Markup UnderScore

Copyright (C) 2004-2016 Jürgen "eTM" Mangler [email protected]

MarkUS is freely distributable according to the terms of the GNU Lesser General Public License 3.0 (see the file 'COPYING').

This code is distributed without any warranty. See the file 'COPYING' for details.

Introduction

All template libraries suck. But sometimes they are useful, for quick n' dirty building of documents. This template library will of course suck as well. It is inspired by _why's markaby. It supports JSON and XML.

Possible Applications

It can be used for better handling of big elasticsearch querys (json), for creating html documents, or for stuff that ought to return json, xml, or switchable json<=>xml.

Usage - Jump Start

Its fairly simple:

  1. Create classes that inherit from MarkUS, and add templates with a name to them (see below).
  2. In the templates use arbitrary code, mixed with functions that have an _ at the end.
  3. Everything with an _ at the end is added to the result buffer
    • If the first parameter is a String or Integer it will be used as content of the element
    • If any parameter is a Hash it will be used as attributes in XML, or you-know-what in JSON
    • If any parameter is an Array it will be used as you-know-what in JSON
    • If it has a block, a nested data structure is implied (see template examples below)
    • JSON only: by default a Hash is assumed, if you pass a paramter array, e.g. value_ do |array| ... end, the result is "value": [ ... ]
    • #template_! is a special method to include other templates
    • #element_! allows you to include stuff in your result that is not a valid ruby function name (e.g. with a dot in the name - see below)
  4. Get the result by instantiating the class and calling one of #json_!, #xml_!, #html_!
    • #xml_! and #html_! differ in the way elements with no content are printed. XML uses short-handed tags, HTML doesn't.

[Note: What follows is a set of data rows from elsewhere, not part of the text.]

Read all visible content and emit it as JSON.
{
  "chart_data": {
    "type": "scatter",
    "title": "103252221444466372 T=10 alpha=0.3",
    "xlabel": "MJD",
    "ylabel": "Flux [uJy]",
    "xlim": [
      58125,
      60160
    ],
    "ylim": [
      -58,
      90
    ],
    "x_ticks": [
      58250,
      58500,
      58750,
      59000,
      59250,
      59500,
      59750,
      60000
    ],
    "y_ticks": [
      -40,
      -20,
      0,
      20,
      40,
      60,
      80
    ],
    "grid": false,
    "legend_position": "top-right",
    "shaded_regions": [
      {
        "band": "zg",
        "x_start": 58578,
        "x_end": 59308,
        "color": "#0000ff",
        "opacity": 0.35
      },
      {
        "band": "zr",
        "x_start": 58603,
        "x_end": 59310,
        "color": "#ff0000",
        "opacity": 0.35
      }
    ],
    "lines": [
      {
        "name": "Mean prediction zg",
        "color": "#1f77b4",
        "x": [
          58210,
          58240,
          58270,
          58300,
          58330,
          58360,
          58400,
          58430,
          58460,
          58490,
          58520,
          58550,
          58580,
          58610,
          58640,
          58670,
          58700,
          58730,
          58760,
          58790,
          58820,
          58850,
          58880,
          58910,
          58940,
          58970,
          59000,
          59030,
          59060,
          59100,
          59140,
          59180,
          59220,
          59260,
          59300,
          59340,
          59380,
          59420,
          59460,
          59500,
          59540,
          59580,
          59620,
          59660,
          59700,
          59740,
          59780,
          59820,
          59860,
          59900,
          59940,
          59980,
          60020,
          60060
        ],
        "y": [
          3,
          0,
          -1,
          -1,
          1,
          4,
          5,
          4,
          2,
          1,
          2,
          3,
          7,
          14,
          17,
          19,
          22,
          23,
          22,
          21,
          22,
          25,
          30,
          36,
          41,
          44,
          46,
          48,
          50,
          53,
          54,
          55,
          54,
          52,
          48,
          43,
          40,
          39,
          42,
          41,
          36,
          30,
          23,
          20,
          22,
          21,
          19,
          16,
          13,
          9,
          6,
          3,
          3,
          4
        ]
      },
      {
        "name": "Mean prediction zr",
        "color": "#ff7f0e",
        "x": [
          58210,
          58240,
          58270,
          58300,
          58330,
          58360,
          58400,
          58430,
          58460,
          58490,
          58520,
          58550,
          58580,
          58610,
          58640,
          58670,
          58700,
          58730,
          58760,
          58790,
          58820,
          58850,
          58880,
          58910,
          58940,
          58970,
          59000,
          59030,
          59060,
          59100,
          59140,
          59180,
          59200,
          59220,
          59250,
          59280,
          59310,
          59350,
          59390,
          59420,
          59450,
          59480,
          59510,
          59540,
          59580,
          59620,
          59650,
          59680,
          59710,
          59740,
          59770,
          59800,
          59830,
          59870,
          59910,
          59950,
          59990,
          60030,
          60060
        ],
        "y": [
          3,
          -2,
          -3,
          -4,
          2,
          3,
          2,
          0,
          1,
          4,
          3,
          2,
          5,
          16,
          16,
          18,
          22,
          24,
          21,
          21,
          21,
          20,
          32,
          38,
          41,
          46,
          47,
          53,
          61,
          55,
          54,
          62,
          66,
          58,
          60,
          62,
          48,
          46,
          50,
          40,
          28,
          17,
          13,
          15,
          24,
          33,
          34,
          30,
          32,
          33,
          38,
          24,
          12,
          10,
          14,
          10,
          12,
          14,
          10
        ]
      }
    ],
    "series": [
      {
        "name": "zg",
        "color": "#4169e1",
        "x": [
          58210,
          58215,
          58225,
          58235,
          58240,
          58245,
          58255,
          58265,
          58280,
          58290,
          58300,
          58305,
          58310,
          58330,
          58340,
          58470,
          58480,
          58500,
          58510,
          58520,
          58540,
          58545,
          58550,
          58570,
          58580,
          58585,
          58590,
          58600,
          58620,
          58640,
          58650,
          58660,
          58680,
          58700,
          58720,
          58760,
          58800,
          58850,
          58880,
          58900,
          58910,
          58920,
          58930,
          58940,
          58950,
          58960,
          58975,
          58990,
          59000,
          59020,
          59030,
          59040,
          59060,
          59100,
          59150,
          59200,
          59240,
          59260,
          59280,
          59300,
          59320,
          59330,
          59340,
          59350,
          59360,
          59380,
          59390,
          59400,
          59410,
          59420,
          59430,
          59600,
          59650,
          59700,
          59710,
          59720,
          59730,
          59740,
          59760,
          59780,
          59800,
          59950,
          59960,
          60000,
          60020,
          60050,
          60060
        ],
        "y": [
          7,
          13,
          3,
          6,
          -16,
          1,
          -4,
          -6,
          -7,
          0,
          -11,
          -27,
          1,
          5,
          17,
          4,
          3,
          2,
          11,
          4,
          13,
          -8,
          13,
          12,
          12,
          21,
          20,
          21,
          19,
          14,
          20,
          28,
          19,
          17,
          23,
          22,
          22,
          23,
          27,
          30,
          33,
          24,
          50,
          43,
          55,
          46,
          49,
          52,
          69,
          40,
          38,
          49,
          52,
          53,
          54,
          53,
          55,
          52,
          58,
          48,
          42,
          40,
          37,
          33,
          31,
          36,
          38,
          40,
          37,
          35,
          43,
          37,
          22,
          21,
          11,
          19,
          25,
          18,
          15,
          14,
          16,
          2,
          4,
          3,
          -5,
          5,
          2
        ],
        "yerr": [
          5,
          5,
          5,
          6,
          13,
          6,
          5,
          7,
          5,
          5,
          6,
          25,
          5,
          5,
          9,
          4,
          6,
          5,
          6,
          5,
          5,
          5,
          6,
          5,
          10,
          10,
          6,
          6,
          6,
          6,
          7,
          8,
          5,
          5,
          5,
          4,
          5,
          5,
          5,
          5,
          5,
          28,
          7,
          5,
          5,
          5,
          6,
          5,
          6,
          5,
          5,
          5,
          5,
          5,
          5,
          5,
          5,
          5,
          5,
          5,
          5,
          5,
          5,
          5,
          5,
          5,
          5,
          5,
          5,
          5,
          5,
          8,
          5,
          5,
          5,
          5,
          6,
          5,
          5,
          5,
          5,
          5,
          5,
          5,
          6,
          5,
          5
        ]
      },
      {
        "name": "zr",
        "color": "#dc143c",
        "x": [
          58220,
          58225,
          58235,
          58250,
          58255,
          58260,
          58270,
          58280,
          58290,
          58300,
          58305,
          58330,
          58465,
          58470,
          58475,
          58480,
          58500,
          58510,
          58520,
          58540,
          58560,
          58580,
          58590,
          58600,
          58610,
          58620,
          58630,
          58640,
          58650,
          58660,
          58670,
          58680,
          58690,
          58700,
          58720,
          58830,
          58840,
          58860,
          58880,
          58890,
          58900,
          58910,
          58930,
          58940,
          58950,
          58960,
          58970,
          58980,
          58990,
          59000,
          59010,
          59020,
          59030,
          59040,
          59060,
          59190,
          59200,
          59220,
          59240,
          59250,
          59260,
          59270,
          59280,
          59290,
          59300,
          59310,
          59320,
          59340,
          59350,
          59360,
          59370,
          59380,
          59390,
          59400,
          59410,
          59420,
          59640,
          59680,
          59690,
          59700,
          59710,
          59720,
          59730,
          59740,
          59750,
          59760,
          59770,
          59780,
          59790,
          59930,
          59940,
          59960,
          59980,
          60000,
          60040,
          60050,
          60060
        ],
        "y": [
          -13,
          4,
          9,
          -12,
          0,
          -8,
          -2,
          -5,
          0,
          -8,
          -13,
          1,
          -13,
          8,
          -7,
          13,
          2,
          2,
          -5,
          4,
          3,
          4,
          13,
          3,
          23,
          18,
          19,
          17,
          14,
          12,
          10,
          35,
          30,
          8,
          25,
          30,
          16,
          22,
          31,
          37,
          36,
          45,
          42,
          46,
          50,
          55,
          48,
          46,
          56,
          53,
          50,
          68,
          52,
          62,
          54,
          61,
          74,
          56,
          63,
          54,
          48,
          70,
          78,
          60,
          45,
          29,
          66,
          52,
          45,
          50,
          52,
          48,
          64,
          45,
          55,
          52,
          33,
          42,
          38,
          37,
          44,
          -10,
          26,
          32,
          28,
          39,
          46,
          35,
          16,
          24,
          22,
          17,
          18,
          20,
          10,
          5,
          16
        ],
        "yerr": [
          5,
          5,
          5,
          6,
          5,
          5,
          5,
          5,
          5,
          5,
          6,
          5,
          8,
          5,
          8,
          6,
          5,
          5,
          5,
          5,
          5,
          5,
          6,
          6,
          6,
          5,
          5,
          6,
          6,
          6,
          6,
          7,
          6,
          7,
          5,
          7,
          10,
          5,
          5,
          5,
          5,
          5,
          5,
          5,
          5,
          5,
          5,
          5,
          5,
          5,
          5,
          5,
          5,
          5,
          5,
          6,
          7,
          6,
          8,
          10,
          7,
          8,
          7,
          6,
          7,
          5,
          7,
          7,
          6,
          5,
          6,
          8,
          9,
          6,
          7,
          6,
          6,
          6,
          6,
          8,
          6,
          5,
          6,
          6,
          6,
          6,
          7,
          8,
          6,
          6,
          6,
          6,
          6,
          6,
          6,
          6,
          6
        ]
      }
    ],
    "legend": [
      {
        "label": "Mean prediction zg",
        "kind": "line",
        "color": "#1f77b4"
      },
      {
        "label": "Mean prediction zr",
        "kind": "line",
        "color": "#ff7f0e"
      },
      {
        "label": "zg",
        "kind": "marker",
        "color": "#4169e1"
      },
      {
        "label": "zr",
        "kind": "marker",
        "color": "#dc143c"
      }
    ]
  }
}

#json_!, #xml_! and #html_! need the name of the template as the first parameter, optional you can pass a hash. All pairs in the hash are available as instance variables. Of course you can also handle it yourself through a constructor in the template class.

Usage - Example

template1.rb:

class Common < MarkUS
  template :test1 do
    query1_ [2, 3, @w]
  end
  template :test2 do
    query2_ :a => 2, :b => @h
  end
end

template2.rb:

require File.expand_path(File.dirname(__FILE__) + '/template1')

class Something < MarkUS
  templates Common

  indent

  template :main do
    template_! :test1
    template_! :test2
  end
end

main.rb:

  require 'markus'
  require File.expand_path(File.dirname(__FILE__) + '/template2')
  s = Something.new
  result = s.json_! :main, :h => 'hello', :w => 'world'
  puts result

If you add reload to any of the template classes, they will be reloaded if they change (if templates are used in a long-running service).

HTML Example Template

html_ do
  body_ :class => 'test' do
    a_ 'Ruby', :href => 'https://ruby-lang.org'
    span_ do
      'Some Text'
    end
  end
end

JSON Example Template

query_ do
  filtered_ do
    filter_ do
      bool_ do
        must_ do |array|
          nested_ do
            path_ "contact"
            query_ do
              term_ do
                element_! "contact.durchwahl", 1
              end
            end
          end
        end
      end
    end
  end
end

Why the f**k would i use a template library for JSON when i can just create a big hash or array and create a json out of it? If you ever find yourself feeling bad or lost with your big hashes, try this out. Maybe you like it, maybe not. Who knows.

Installation

  • You need a least ruby 1.9.3

Further Reading

View the example in the ./examples subdirectory. View the tests in the ./test subdirectory. From there you should be able to figure it out yourself. Tip: neat combinations with heredocs are possible, e.g. to create script tags in html.